En España el Supremo ha cambiado la ley para convertir la justicia en venganza y a los presos independentistas en rehenes permanentes a los que se tiene que reeducar, como en las mejores dictaduras 

El error de ERC con su propuesta unilateral de mesa de negociación con el estado es haberla convertido en moneda de cambio partidista para justificar la investidura de Pedro Sánchez. Los republicanos siguieron el ejemplo del pujolismo que en otros tiempos criticaban. Vincular los intereses nacionales a los de un solo partido da un rédito momentáneo, es la filosofía del “peix al cove”, pero, como se ha constatado, no lleva a ninguna parte. Cuando las cosas se han torcido, el castillo de naipes ha caído porque no tenía unos cimientos sólidos. Los pactos entre partidos políticos son como un puñado de arena bajo el agua. La autonomía es ahora menos de lo que era porque todas las ventajas obtenidas no se tradujeron en nada legislativamente hablando. Al contrario, el Estatut actual, después de los recortes parlamentarios y judiciales, es peor que el del 1979. Los políticos españoles tienen un plan, que une a la derecha con la izquierda, y que está muy bien resumido en el libro de Santiago Muñoz Machado, Informe sobre España: repensar el Estado o destruirlo. Este plan consiste en vaciar las autonomías por dentro sin tocar el recubrimiento. Esto quiere decir, simple y llanamente, que el presidente de la Generalitat, por ejemplo, puede aparentar que gobierna pero, en realidad, quien manda de verdad es el estado. Con las decisiones sanitarias se ha comprobado claramente.
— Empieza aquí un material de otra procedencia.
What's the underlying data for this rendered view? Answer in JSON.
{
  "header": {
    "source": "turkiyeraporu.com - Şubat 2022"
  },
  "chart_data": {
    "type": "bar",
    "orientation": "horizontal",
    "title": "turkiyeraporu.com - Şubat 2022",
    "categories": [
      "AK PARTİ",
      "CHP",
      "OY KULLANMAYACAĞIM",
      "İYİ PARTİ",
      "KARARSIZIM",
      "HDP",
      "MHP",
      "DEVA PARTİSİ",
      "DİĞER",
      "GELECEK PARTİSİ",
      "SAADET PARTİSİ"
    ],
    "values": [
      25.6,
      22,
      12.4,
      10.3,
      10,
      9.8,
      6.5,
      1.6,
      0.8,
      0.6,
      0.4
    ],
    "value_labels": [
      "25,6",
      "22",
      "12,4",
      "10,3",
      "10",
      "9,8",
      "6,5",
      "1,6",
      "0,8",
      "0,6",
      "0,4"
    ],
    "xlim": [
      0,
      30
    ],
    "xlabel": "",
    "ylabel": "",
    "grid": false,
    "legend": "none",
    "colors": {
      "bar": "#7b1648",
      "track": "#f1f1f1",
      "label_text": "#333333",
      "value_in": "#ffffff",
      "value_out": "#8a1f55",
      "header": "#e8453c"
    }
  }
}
La represión se propone acabar el trabajo anunciado por el director de la Real Academia Española. Se trata de reforzar al estado contra cualquier “amenaza”, externa o interna. Los discursos ultranacionalistas españoles contra la UE son preocupantes, pero no superará los límites de la eurofobia que pudiera poner en peligro el dinero europeo que necesita España para recuperarse económicamente. El independentismo es una amenaza mucho más real. Es por eso que los poderes del estado se ceban con los presos del procés. Quieren “agudizar las contradicciones”, como se decía antes, entre los independentistas y castigar la perseverancia. Puesto que nadie quiere rendirse del todo, ni los partidarios de la negociación sin condiciones, la represión política se aplica con el objetivo de acabar con la resistencia y ablandar todavía más a los débiles. La lógica del poder es esa.